Today was a long day . . . followed by several other long days with a few more long days in sight.
I’ve been reading Sacred Privilege by Kay Warren from my reading list. I am only a few chapters in but it has been such a blessing and encouragement. As a pastor’s wife, sometimes we have days that are awesome, riding on cloud nine. The church is growing, people are getting saved, the children are behaving, your relationship with your husband is AMAZING and life is just generally going good.
And then, LIFE.
Wherefore, as by one man sin entered into the world, and death by sin; and so death passed upon all men, for that all have sinned. -Romans 5:12
For some, it’s a church split or conflict in the church. It can be a direct verbal attack from a church member. It can be the children arguing and fighting or problems with your husband, even infidelity. A pastor’s family is still human after all. But some days . . . some days it’s just a long, hard day.
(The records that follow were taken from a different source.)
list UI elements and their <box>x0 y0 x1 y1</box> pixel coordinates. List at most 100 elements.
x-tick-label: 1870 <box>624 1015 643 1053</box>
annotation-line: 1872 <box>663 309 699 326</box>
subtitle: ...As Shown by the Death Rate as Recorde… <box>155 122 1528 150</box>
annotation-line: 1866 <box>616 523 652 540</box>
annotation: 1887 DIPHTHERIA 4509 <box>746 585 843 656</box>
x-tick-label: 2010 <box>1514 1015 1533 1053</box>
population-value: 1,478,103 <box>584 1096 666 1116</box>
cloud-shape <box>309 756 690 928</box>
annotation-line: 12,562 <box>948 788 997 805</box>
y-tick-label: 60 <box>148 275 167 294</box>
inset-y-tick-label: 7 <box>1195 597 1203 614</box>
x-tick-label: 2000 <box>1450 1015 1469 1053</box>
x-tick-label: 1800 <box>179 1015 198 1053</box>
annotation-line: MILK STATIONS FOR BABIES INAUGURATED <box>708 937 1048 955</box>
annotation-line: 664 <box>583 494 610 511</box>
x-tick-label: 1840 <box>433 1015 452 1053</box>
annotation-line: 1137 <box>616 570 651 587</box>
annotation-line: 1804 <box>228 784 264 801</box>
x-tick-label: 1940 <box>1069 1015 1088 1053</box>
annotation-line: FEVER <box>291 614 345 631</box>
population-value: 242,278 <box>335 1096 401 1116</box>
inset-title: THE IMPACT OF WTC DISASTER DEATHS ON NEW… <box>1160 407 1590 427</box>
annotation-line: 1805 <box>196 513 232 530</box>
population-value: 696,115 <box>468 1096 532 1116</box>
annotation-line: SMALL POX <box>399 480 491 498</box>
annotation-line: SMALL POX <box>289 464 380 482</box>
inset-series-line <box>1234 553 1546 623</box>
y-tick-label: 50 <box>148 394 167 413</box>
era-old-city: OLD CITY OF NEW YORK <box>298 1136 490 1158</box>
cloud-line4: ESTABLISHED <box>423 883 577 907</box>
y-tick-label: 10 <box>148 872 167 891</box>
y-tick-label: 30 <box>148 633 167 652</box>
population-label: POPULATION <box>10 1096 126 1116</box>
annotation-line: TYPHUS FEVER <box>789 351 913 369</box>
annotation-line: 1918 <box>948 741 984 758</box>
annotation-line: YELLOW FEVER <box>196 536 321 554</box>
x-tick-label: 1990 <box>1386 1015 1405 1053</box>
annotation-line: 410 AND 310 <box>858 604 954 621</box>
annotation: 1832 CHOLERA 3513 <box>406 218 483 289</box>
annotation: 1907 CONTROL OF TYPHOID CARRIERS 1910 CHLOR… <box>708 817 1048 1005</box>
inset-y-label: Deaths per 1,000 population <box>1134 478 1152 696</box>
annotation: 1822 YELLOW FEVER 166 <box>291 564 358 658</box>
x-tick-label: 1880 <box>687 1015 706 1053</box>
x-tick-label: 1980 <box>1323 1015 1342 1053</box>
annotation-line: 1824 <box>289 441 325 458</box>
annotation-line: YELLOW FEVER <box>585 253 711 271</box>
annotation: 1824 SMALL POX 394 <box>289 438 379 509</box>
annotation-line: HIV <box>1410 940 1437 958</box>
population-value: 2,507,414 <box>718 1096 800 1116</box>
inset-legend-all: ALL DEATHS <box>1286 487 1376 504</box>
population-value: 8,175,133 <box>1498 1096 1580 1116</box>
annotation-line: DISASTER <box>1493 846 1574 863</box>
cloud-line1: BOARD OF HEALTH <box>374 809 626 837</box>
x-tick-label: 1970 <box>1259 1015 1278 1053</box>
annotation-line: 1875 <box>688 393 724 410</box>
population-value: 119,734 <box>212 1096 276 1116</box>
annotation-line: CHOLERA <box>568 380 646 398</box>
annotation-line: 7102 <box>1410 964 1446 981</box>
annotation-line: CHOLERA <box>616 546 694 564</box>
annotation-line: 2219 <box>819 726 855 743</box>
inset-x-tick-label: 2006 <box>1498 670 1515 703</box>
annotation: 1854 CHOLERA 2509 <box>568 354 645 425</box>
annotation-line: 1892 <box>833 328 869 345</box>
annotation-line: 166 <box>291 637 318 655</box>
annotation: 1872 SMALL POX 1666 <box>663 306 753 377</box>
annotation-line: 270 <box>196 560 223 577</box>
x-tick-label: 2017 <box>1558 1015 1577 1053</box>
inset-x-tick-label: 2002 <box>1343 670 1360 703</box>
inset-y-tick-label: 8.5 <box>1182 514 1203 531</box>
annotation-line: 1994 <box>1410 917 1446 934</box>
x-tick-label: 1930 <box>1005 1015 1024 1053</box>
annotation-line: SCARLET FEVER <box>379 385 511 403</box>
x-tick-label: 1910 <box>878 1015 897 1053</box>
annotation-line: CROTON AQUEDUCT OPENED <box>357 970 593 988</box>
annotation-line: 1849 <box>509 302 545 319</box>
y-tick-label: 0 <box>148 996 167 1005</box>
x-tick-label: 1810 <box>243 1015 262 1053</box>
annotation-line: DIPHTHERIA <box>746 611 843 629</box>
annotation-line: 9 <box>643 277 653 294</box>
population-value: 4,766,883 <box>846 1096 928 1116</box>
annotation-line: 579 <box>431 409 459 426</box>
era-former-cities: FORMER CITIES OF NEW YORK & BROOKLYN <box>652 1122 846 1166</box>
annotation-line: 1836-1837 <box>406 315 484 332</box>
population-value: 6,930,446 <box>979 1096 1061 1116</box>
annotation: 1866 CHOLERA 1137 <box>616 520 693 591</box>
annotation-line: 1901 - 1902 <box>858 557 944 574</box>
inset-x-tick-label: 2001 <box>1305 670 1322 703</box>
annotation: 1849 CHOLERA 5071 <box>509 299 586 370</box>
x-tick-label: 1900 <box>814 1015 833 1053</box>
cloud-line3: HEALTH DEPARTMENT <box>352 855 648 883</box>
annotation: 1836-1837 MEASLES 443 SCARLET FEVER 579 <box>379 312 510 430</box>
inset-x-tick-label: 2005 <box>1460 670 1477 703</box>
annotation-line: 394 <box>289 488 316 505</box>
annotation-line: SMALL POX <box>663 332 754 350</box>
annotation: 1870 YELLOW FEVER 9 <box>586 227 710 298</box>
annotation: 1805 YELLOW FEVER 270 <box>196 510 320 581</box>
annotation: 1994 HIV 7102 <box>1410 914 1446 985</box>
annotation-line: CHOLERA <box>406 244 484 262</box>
Today was one of those days.
As a child, I spent many days at hospitals and doctor’s appointments with my mother, and as an adult, I have a severe dislike of hospitals. As a pastor’s wife, hospital visits are not something I enjoy unless there is a newborn baby to snuggle, but I have learned to do them somewhat gracefully (I hope) with God’s help.
This week, my husband and I spent entirely too much time at the hospital. A member’s grandma underwent multiple surgeries but we praised God for His faithfulness in keeping her alive and saving one of her daughters in the process. God has always shown his faithfulness but sometimes we wonder why he does things the way he does.
Today was one such day. A couple in our church was married for 68 years. SIXTY EIGHT, y’all. Two VERY Godly people.
And then, a phone call.
She’s been taken to the ER by ambulance. She’s very weak and they don’t know why. My God did, but the doctors didn’t.
Today, I rushed to the hospital with my husband to stand by the side of this man, this servant of God, who had served God SO faithfully, for so many years as he sat in a wheelchair, not able to stand because of the strain, as the doctor went through the agonizing long list of things they had done to restart his wife’s heart. For 25 minutes they tried and they tried, some of them working to exhaustion keeping her heart pumping and air in her lungs before the doctors asked the husband what to do.
I stood beside him after listening to the doctor list all the steps they had gone through knowing that the life that laid before me in that bed, though physically there through the acts they performed, was spiritually with her Father in Heaven already. I gently whispered, “They’ve done everything.” And I watched as the doctors, nurses and support staff silently filed out and he gently held her hand, silently saying his goodbyes. My eyes leaked tears, I just couldn’t stop. This woman and Jesus were his world, and now they were both together. We were thankful and grateful but our hearts still hurt for the separation, temporary though it may be.
Today was a long day. Not every day is a long day and I praise God for the highs mixed in with the lows. After I left that hospital, I hugged my children tight and I gave my husband a reprieve from his constant doghouse status because today was not an ordinary day, but it wasn’t unusual either.
Ladies, hug your pastor’s wife. Men, love on your pastor. Because we see the worst parts somedays.
We see the troubled families, the death of children and spouses, the broken and lost people who feel like God is not there, and allow God to love that person through us no matter the cost to us.
And yet, despite the hard days . . . we’d do it all again for the moment we get to see someone meet Jesus or the light that goes on in someone’s eyes when they get saved.
It’s worth it. Every single hard, long day.